Trio, Label, Album, Gaststars: Alles neu. Für Marialy Pacheco hat sich einiges geändert, seit sie 2013 der Liebe wegen Australien verlassen und zurück nach Deutschland gekommen ist. Daher jetzt auch eine „Introducing“-Tour, auf der die kubanische Jazzpianistin ihre gleichnamige CD, ihre Mitmusiker und vor allem sich selbst vorstellt beziehungsweise in Erinnerung ruft. Im Rahmen des Beethovenfests ist die 31-Jährige nun in die Harmonie Bonn gekommen – und legt sogleich furios los.
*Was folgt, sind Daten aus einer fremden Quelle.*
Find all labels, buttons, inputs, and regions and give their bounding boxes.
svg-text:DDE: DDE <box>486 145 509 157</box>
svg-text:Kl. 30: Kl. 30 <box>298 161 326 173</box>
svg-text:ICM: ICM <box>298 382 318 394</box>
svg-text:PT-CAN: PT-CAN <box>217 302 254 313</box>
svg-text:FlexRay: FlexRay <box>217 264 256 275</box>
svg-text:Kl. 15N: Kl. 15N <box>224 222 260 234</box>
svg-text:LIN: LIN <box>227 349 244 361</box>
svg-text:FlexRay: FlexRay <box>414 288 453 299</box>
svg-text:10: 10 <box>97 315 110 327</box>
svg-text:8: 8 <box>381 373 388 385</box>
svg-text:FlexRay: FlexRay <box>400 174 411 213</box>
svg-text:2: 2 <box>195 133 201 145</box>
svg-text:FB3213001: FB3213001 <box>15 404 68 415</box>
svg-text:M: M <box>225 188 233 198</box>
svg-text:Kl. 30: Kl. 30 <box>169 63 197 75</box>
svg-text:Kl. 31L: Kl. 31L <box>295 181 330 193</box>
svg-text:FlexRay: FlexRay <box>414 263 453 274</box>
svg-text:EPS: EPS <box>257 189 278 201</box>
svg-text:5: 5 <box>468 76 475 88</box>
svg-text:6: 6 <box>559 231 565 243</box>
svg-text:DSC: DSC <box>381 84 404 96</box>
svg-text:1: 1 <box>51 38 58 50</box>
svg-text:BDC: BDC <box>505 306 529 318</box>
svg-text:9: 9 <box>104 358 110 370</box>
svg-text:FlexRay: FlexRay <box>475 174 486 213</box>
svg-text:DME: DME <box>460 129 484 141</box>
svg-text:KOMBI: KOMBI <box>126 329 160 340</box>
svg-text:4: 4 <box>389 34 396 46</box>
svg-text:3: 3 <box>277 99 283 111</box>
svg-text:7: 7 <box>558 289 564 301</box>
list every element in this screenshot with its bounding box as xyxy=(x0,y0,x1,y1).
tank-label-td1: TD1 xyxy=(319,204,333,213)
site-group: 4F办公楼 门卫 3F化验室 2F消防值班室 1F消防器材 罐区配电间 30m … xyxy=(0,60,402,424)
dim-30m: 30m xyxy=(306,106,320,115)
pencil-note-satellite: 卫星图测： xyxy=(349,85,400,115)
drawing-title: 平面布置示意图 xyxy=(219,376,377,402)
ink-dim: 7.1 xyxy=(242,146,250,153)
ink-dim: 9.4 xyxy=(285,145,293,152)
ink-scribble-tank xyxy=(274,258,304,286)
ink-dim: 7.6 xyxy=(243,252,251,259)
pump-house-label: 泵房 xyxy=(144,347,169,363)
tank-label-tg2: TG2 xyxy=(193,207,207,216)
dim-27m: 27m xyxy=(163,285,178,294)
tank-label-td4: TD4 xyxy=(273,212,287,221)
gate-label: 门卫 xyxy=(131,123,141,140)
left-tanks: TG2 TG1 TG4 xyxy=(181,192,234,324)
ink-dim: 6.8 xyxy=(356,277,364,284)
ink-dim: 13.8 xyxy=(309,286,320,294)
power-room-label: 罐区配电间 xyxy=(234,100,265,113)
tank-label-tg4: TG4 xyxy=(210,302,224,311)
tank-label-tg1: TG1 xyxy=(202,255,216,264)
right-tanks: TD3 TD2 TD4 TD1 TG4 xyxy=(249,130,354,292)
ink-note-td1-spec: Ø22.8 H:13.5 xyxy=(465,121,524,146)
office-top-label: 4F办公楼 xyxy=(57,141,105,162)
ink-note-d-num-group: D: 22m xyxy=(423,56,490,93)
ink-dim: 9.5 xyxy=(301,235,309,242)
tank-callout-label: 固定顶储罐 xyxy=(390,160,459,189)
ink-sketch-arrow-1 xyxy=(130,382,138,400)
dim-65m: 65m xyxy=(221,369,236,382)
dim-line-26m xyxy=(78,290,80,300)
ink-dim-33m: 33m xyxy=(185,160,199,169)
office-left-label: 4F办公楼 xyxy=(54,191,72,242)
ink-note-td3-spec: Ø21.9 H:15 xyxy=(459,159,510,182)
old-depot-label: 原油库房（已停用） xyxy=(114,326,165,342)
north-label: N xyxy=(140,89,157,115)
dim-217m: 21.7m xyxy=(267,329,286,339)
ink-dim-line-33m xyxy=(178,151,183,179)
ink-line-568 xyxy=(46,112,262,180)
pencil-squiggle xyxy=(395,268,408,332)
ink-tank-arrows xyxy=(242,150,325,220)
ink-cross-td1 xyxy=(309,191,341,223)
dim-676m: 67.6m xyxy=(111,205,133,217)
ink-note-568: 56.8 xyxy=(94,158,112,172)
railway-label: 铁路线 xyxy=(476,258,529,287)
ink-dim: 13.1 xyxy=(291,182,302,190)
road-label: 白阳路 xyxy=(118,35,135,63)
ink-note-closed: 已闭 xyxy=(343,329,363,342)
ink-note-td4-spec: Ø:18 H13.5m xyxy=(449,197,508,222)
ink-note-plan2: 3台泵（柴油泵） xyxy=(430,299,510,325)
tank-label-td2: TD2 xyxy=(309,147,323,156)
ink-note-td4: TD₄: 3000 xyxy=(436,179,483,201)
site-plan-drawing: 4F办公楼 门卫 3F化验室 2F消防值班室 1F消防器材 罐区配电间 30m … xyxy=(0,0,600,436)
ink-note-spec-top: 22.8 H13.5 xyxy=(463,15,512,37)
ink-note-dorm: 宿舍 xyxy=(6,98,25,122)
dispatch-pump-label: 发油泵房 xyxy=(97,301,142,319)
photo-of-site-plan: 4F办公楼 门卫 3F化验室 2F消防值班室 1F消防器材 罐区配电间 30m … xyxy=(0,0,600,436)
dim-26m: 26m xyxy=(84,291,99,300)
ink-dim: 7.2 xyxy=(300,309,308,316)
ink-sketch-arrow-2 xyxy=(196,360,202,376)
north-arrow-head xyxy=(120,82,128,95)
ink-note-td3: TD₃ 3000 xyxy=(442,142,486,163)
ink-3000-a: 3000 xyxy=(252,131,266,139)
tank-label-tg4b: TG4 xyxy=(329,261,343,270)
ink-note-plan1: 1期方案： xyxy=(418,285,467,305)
Wild und energetisch prescht Pacheco nach vorn, jagt über die Tasten, manchmal die Stücke mit ihrem Enthusiasmus beinahe überfrachtend, Spiel- und Lebensfreude versprühend. Hier einen Rumba, da
einen klassischen Son, zwischendrin findet sich gar ein Son montuno mit dem ihm eigenen temporeichen Rhythmusteil. Der gut gelaunte Lockenkopf am Flügel lacht, die Soli purzeln übereinander, und
weiter geht’s. Mit dem Bassisten Juan Camilo Villa und dem Drummer Miguel Altamar hat Pacheco dabei zwei Begleiter gefunden, die ohne weiteres mit ihr mithalten können und wirklich meisterhaft
agieren: Ein abwechslungsreiches, präzises und nur an wenigen Stellen etwas zu lautes Schlagzeugspiel und ein paar herrlich tanzende Saiten generieren ein Fundament, auf dem die Kubanerin, die
als erste den Solo-Piano-Wettbewerb des Montreux Jazz Festival gewann, sich genüsslich ausbreiten kann.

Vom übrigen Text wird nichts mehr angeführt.